Their method was to use the application kernel module of the XD Metrics on Demand (XDMoD) tool to run tests before and after the installation of the vulnerability patches. They recorded the performance difference for the following applications and benchmarks: NWChem, NAMD, the HPC Challenge Benchmark suite (HPCC) [which includes the memory bandwidth micro-benchmark STREAM and the NASA parallel benchmarks (NPB)], IOR, MDTest and interconnect/MPI benchmarks (IMB).
Most of the application kernels were executed on one or two nodes (8 and 16 cores respectively) of a development cluster at the Center for Computational Research. Each node has two Intel L5520 CPUs (Nehalem EP) connected by QDR Mellanox InfiniBand, and can access 3 PB IBM of shared GPFS storage system. The operating system is CentOS Linux release 7.4.1708.
The worst case performance hit went as high as 54 percent for select functions (e.g., MPI random access, memory copying and file metadata operations), while real-world applications showed a 2-3 percent decrease in performance for single node jobs and a 5-11 performance decrease for parallel two-node jobs.

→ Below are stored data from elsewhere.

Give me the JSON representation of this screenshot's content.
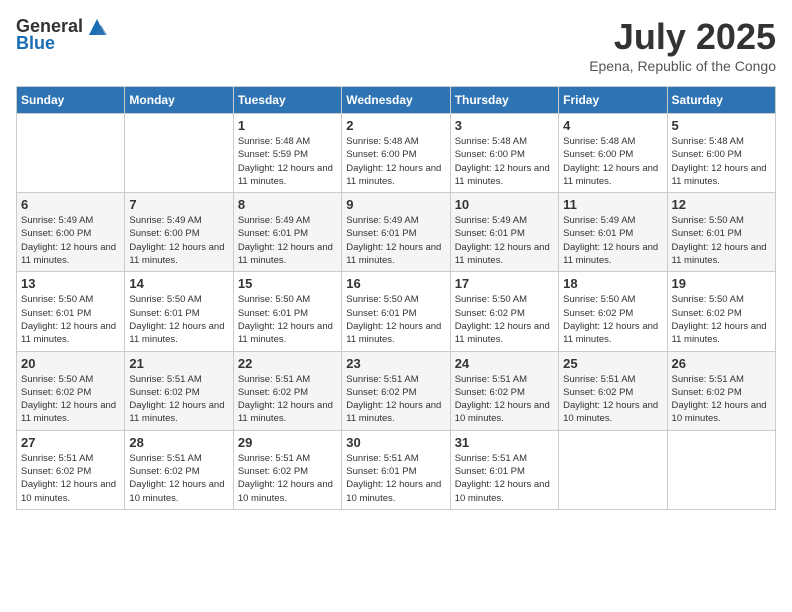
{
  "logo": {
    "general": "General",
    "blue": "Blue"
  },
  "title": {
    "month": "July 2025",
    "location": "Epena, Republic of the Congo"
  },
  "weekdays": [
    "Sunday",
    "Monday",
    "Tuesday",
    "Wednesday",
    "Thursday",
    "Friday",
    "Saturday"
  ],
  "weeks": [
    [
      {
        "day": "",
        "info": ""
      },
      {
        "day": "",
        "info": ""
      },
      {
        "day": "1",
        "info": "Sunrise: 5:48 AM\nSunset: 5:59 PM\nDaylight: 12 hours and 11 minutes."
      },
      {
        "day": "2",
        "info": "Sunrise: 5:48 AM\nSunset: 6:00 PM\nDaylight: 12 hours and 11 minutes."
      },
      {
        "day": "3",
        "info": "Sunrise: 5:48 AM\nSunset: 6:00 PM\nDaylight: 12 hours and 11 minutes."
      },
      {
        "day": "4",
        "info": "Sunrise: 5:48 AM\nSunset: 6:00 PM\nDaylight: 12 hours and 11 minutes."
      },
      {
        "day": "5",
        "info": "Sunrise: 5:48 AM\nSunset: 6:00 PM\nDaylight: 12 hours and 11 minutes."
      }
    ],
    [
      {
        "day": "6",
        "info": "Sunrise: 5:49 AM\nSunset: 6:00 PM\nDaylight: 12 hours and 11 minutes."
      },
      {
        "day": "7",
        "info": "Sunrise: 5:49 AM\nSunset: 6:00 PM\nDaylight: 12 hours and 11 minutes."
      },
      {
        "day": "8",
        "info": "Sunrise: 5:49 AM\nSunset: 6:01 PM\nDaylight: 12 hours and 11 minutes."
      },
      {
        "day": "9",
        "info": "Sunrise: 5:49 AM\nSunset: 6:01 PM\nDaylight: 12 hours and 11 minutes."
      },
      {
        "day": "10",
        "info": "Sunrise: 5:49 AM\nSunset: 6:01 PM\nDaylight: 12 hours and 11 minutes."
      },
      {
        "day": "11",
        "info": "Sunrise: 5:49 AM\nSunset: 6:01 PM\nDaylight: 12 hours and 11 minutes."
      },
      {
        "day": "12",
        "info": "Sunrise: 5:50 AM\nSunset: 6:01 PM\nDaylight: 12 hours and 11 minutes."
      }
    ],
    [
      {
        "day": "13",
        "info": "Sunrise: 5:50 AM\nSunset: 6:01 PM\nDaylight: 12 hours and 11 minutes."
      },
      {
        "day": "14",
        "info": "Sunrise: 5:50 AM\nSunset: 6:01 PM\nDaylight: 12 hours and 11 minutes."
      },
      {
        "day": "15",
        "info": "Sunrise: 5:50 AM\nSunset: 6:01 PM\nDaylight: 12 hours and 11 minutes."
      },
      {
        "day": "16",
        "info": "Sunrise: 5:50 AM\nSunset: 6:01 PM\nDaylight: 12 hours and 11 minutes."
      },
      {
        "day": "17",
        "info": "Sunrise: 5:50 AM\nSunset: 6:02 PM\nDaylight: 12 hours and 11 minutes."
      },
      {
        "day": "18",
        "info": "Sunrise: 5:50 AM\nSunset: 6:02 PM\nDaylight: 12 hours and 11 minutes."
      },
      {
        "day": "19",
        "info": "Sunrise: 5:50 AM\nSunset: 6:02 PM\nDaylight: 12 hours and 11 minutes."
      }
    ],
    [
      {
        "day": "20",
        "info": "Sunrise: 5:50 AM\nSunset: 6:02 PM\nDaylight: 12 hours and 11 minutes."
      },
      {
        "day": "21",
        "info": "Sunrise: 5:51 AM\nSunset: 6:02 PM\nDaylight: 12 hours and 11 minutes."
      },
      {
        "day": "22",
        "info": "Sunrise: 5:51 AM\nSunset: 6:02 PM\nDaylight: 12 hours and 11 minutes."
      },
      {
        "day": "23",
        "info": "Sunrise: 5:51 AM\nSunset: 6:02 PM\nDaylight: 12 hours and 11 minutes."
      },
      {
        "day": "24",
        "info": "Sunrise: 5:51 AM\nSunset: 6:02 PM\nDaylight: 12 hours and 10 minutes."
      },
      {
        "day": "25",
        "info": "Sunrise: 5:51 AM\nSunset: 6:02 PM\nDaylight: 12 hours and 10 minutes."
      },
      {
        "day": "26",
        "info": "Sunrise: 5:51 AM\nSunset: 6:02 PM\nDaylight: 12 hours and 10 minutes."
      }
    ],
    [
      {
        "day": "27",
        "info": "Sunrise: 5:51 AM\nSunset: 6:02 PM\nDaylight: 12 hours and 10 minutes."
      },
      {
        "day": "28",
        "info": "Sunrise: 5:51 AM\nSunset: 6:02 PM\nDaylight: 12 hours and 10 minutes."
      },
      {
        "day": "29",
        "info": "Sunrise: 5:51 AM\nSunset: 6:02 PM\nDaylight: 12 hours and 10 minutes."
      },
      {
        "day": "30",
        "info": "Sunrise: 5:51 AM\nSunset: 6:01 PM\nDaylight: 12 hours and 10 minutes."
      },
      {
        "day": "31",
        "info": "Sunrise: 5:51 AM\nSunset: 6:01 PM\nDaylight: 12 hours and 10 minutes."
      },
      {
        "day": "",
        "info": ""
      },
      {
        "day": "",
        "info": ""
      }
    ]
  ]
}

The authors indicate there may be a way to recoup some of this loss via compiler and MPI libraries.
Also notable, Fourier transformation (FFT), matrix multiplication and matrix
transposition get slower, 6.4 percent, 2 percent and 10 percent slower (on two nodes) respectively.
The findings of the SUNY team align with those of Red Hat, which earlier this month released the results from benchmark tests it conducted specifically to measure the impact of the kernel patches. Red Hat found that CPU-intensive HPC workloads suffered only a 2-5 percent hit “because jobs run mostly in user space and are scheduled using CPU-pinning or NUMA control.” In comparison, database analytics were found to take a modest 3-7 percent hit and OLTP database workloads suffered the most (8-19 percent degradation).

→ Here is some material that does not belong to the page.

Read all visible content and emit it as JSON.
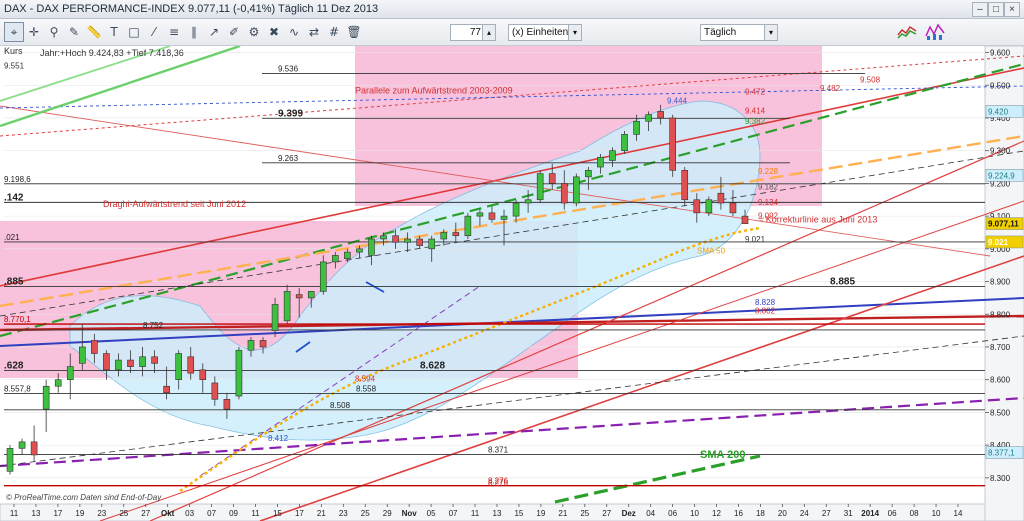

The SUNY researchers have plans to conduct additional testing “with a larger number of nodes and for more application kernels” once the updates are applied to their production system.
The XD Metrics on Demand (XDMoD) tool employed for the testing was originally developed to provide independent audit capability for the XSEDE program. It was later open-sourced and is now used widely across research and commercial HPC sites. The tool includes an application kernel performance monitoring module that “allows automatic performance monitoring of HPC resources through the periodic execution of application kernels, which are based on benchmarks or real-world applications implemented with sensible input parameters.”
The paper was authored by Nikolay A. Simakov, Martins D. Innus, Matthew D. Jones, Joseph P. White, Steven M. Gallo, Robert L. DeLeon and Thomas R. Furlani. It is available on arxiv.org.